A triples section stores the RDF graph structure using IDs. It contains a ControlInformation with the following required fields:

  • Type: Set to Triples.
  • Format. The URI of the triple’s specific type
  • Properties:
    • order: An unsigned 32bit value denoting the order of the triples: Unknown, SPO, SOP, PSO, POS, OSP, OPS (as [0-6]).
    • numTriples: An unsigned 32bit value counting the number of total triples.

Then it is followed by the type-specific data structures to encode the triples. Similar to the dictionary, note that the field “format” determines the concrete implementation of the triples, which could be application specific. In the following, we show two variants, the TriplesList and BitmapTriples, implemented by default in all the tools and libraries provided in this site. The format for these particular variants is <http://purl.org/HDT/hdt#triplesList> and <http://purl.org/HDT/hdt#triplesBitmap> respectively.

TriplesList

Represents the graph structure as a list of Triples as IDs. Each tuple is represented as three unsigned 32bit values for subject, predicate, and object respectively.
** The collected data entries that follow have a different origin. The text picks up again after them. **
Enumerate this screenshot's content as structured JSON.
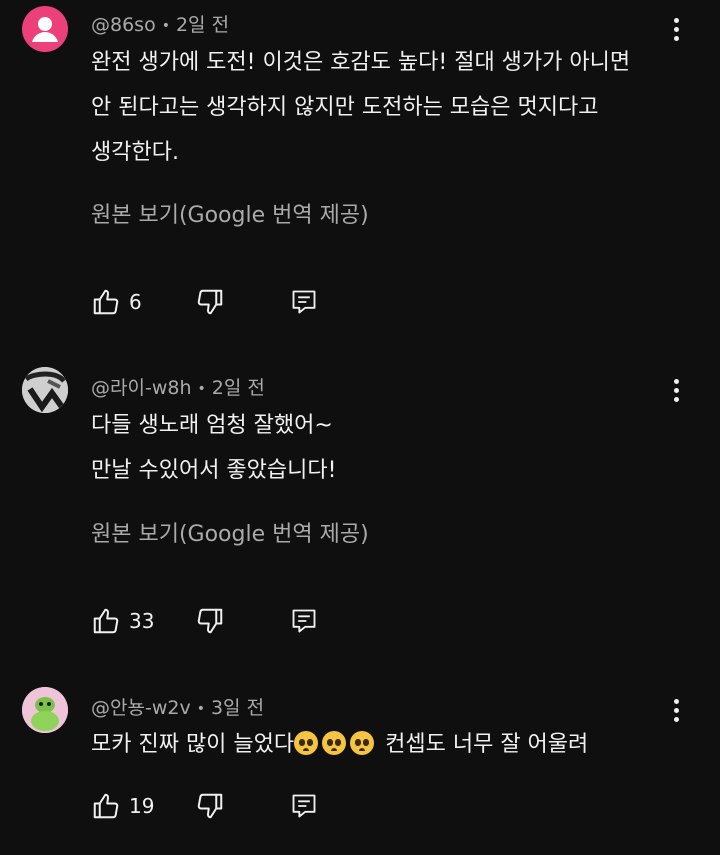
{
  "comments": [
    {
      "handle": "@86so",
      "time": "2일 전",
      "lines": [
        "완전 생가에 도전! 이것은 호감도 높다! 절대 생가가 아니면",
        "안 된다고는 생각하지 않지만 도전하는 모습은 멋지다고",
        "생각한다."
      ],
      "translate": "원본 보기(Google 번역 제공)",
      "likes": "6",
      "avatar_color": "#ec407a"
    },
    {
      "handle": "@라이-w8h",
      "time": "2일 전",
      "lines": [
        "다들 생노래 엄청 잘했어~",
        "만날 수있어서 좋았습니다!"
      ],
      "translate": "원본 보기(Google 번역 제공)",
      "likes": "33"
    },
    {
      "handle": "@안뇽-w2v",
      "time": "3일 전",
      "text_before": "모카 진짜 많이 늘었다",
      "emoji": [
        "pleading-face",
        "pleading-face",
        "pleading-face"
      ],
      "text_after": " 컨셉도 너무 잘 어울려",
      "likes": "19"
    }
  ],
  "icons": {
    "like": "thumbs-up-icon",
    "dislike": "thumbs-down-icon",
    "reply": "reply-icon",
    "more": "more-vert-icon"
  }
}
It has as many entries, as specified by the “numTriples” field of the ControlInformation.

<ControlInformation>
<ArrayofTriples>
<CRC32 of ArrayofTriples>

BitmapTriples

Represents the RDF graph as a three level tree (X, Y, Z), one for each component (S, P, O) in the order specified by the order field of the ControlInformation section. See example (in SPO order).

The bitmapTriples uses two arrays, Array Y and Array Z, to encode the two lower levels, and two bitmaps (sequences of bits), BitmapZ and BitmapY, to encode the parent/children relationships: in particular, a 1-bit denote that the corresponding element in the array is the last of the siblings.

The top level is left implicit.

<ControlInformation>
<BitmapY>
<BitmapZ>
<ArrayY>
<ArrayZ>

See example (in SPO order).

BitmapY and BitmapZ bits are always preceded by a metadata preamble with the following information:

Byte:<Format of bitmap (by default, and reserved, is "1")>
VByte:<Total number of bits stored>
<CRC8 of the previous fields>
<Bits (byte aligned, little endian) 
<CRC32 of the previous bits>

Likewise, ArrayY and ArrayZ are also preceded by a metadata preamble, with the following information:

Byte:<Format of array: Three reserved implementations: Log64, uint32 and uint64, as [1,3] >
VByte:<Total number of entries stored>
<CRC8 of the previous fields>
<Entries, codified in the specified format: In Log64, logbits of the number of entries in uint64 (byte aligned, little endian), or uint32 or uint64 entries. 
<CRC32 of the previous entries>

References

[VByte] Hugh E. Williams and Justin Zobel. Compressing integers for fast file access. The Computer Journal, 42:193–201, 1999.
[PlainFrontCoding] Nieves Brisaboa, Rodrigo Cánovas, Francisco Claude, Miguel A. Martínez-Prieto, and Gonzalo Navarro. Compressed String Dictionaries. In Proc. of SEA, pages 136–147, 2011.